Cyber Maculelê

Fernando Fiorin

Me deixa ali do lado da catedral.

O aerodeslizador pousou silenciosamente, com poucos solavancos. O piloto-robô acionou o mostrador digital afixado na parte de trás do banco de passageiros exibindo o valor da corrida. O passageiro passou o seu braço rente à tela e o seu dermochip implantado de maneira subcutânea cedeu o valor cobrado instantaneamente.

A porta do passageiro deslizou lateralmente e o mesmo desceu, avançando com desenvoltura enquanto assimilava o ambiente e buscava visualmente o contato que esperava encontrar naquele lugar.

Assim que o veículo deslocou-se novamente para cima e para frente, Zé Cotoco verificou se o seu aparelho oxigenador estava em ordem e operando. Talvez ele precisasse entrar em ação naquele ambiente hostil, e não queria ser pego de surpresa por conta de uma questão de ordem técnica que poderia ter sido contornada por mera questão de bom senso e preparo.

Ele também verificou o seu facão de batalha, marca registrada do seu grupo.

Os Maculelê eram bem organizados naqueles dias, mais bem organizados do que jamais foram nos últimos cem anos de sua história, quando o mítico Mestre Popó juntou os pretos para reafirmar o estilo de luta com bastões e ginga na antiga cidade de Santo Amaro da Purificação na velha Bahia.

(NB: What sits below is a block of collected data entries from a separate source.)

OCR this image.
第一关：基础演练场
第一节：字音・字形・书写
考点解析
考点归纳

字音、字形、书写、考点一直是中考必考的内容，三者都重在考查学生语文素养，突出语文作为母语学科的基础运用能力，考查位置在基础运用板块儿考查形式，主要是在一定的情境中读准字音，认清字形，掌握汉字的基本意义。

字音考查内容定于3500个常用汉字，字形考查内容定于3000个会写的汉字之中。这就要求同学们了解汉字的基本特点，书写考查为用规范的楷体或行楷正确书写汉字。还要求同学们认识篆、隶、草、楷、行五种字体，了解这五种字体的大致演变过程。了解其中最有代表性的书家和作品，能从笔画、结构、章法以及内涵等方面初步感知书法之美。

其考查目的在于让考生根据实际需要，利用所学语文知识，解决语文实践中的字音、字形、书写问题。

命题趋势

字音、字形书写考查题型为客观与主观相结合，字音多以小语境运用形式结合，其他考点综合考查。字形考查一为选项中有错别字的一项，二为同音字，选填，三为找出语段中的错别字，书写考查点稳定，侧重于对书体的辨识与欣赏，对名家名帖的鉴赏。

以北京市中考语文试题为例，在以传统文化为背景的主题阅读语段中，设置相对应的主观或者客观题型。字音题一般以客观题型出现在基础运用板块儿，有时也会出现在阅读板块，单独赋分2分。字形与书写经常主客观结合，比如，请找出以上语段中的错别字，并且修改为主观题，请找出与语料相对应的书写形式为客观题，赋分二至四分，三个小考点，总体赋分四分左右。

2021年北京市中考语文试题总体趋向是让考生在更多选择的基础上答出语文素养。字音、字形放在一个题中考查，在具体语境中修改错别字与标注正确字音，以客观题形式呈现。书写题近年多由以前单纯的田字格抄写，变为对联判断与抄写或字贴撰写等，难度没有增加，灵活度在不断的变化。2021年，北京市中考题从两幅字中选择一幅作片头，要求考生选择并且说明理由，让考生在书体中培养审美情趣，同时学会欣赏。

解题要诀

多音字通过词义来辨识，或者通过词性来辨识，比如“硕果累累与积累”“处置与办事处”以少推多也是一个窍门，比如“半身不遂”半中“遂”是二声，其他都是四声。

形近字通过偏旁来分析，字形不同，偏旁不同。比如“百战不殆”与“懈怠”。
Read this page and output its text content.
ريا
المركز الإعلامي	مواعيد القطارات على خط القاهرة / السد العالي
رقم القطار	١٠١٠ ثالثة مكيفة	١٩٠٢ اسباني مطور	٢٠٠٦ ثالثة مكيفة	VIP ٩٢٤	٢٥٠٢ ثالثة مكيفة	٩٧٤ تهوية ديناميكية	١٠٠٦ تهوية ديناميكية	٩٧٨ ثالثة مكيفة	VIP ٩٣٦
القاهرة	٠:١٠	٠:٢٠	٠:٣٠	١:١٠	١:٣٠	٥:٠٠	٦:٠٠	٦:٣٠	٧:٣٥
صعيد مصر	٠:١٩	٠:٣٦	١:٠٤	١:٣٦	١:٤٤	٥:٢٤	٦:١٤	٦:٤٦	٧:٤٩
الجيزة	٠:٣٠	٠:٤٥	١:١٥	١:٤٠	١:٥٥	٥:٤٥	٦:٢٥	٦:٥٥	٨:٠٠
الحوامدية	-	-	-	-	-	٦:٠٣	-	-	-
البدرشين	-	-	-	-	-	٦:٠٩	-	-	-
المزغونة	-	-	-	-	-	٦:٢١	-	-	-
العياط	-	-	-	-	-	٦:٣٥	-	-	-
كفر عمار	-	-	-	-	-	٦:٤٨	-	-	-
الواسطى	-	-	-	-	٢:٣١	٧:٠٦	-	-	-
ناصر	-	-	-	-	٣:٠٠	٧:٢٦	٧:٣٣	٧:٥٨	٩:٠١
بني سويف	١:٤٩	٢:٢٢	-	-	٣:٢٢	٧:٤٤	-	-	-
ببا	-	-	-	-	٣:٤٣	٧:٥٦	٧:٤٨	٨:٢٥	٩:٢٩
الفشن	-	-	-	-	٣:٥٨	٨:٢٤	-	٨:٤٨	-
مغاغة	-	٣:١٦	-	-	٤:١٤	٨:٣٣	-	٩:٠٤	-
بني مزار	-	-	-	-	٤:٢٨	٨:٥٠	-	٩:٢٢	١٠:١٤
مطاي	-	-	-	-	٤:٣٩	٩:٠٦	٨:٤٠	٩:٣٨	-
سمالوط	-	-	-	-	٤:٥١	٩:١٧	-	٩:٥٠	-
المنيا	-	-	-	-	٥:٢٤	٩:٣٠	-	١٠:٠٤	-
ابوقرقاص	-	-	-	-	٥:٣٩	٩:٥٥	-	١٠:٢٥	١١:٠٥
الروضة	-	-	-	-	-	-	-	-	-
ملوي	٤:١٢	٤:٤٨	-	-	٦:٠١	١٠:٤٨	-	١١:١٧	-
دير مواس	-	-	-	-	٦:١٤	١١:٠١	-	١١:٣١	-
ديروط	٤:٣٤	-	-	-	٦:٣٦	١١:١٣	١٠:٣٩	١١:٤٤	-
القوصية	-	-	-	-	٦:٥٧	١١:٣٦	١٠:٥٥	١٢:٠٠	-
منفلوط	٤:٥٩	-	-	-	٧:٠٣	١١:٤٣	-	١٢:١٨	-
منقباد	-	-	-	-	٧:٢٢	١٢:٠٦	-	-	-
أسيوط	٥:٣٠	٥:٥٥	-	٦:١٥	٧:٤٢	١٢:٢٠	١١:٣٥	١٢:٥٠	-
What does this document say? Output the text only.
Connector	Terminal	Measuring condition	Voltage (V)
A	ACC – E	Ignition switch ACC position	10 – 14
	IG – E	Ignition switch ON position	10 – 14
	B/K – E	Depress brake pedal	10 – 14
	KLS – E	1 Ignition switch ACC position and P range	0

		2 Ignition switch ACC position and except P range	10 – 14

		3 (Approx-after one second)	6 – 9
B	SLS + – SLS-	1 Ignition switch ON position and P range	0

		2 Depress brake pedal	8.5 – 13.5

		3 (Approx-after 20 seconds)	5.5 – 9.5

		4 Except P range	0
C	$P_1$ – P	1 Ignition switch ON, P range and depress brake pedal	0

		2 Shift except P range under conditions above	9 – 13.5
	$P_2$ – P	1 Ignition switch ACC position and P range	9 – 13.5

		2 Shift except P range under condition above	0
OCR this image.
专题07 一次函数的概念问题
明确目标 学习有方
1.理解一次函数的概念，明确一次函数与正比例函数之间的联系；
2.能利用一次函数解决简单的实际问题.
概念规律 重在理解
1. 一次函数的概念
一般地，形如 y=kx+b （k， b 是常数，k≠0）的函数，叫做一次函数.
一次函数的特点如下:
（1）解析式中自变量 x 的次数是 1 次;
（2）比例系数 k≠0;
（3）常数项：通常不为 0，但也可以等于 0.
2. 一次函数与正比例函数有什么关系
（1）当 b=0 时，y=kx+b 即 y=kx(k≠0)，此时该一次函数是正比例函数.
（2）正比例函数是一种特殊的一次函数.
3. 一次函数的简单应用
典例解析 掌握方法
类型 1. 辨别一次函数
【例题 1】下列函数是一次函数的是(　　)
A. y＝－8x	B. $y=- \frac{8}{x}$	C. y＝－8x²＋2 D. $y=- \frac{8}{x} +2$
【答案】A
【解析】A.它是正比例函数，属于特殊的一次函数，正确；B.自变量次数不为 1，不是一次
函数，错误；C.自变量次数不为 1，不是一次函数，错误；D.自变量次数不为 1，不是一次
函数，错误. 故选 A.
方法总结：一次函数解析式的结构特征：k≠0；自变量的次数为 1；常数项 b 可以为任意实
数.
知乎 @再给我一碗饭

E em 2045 o grupo dos Maculelê era uma força bélica e bem arregimentada, trabalhando como mercenários para quem lhes pagasse mais, estando lado a lado com os Samurais de Neon no trabalho de proteção e nas lidas dos guerreiros urbanos.

Enquanto seguia ao lado da Catedral da , um dos pontos mais antigos da cidade de Nova Sampa, capital do Brasil desde que um míssil nuclear acabou com Brasília, Zé Cotoco especulava onde o seu contato poderia estar escondido. O lugar piorara muito desde a década de vinte, quando já era um ponto decadente usado pelos desesperados e viciados para se protegerem e vigiarem, em busca de dias melhores.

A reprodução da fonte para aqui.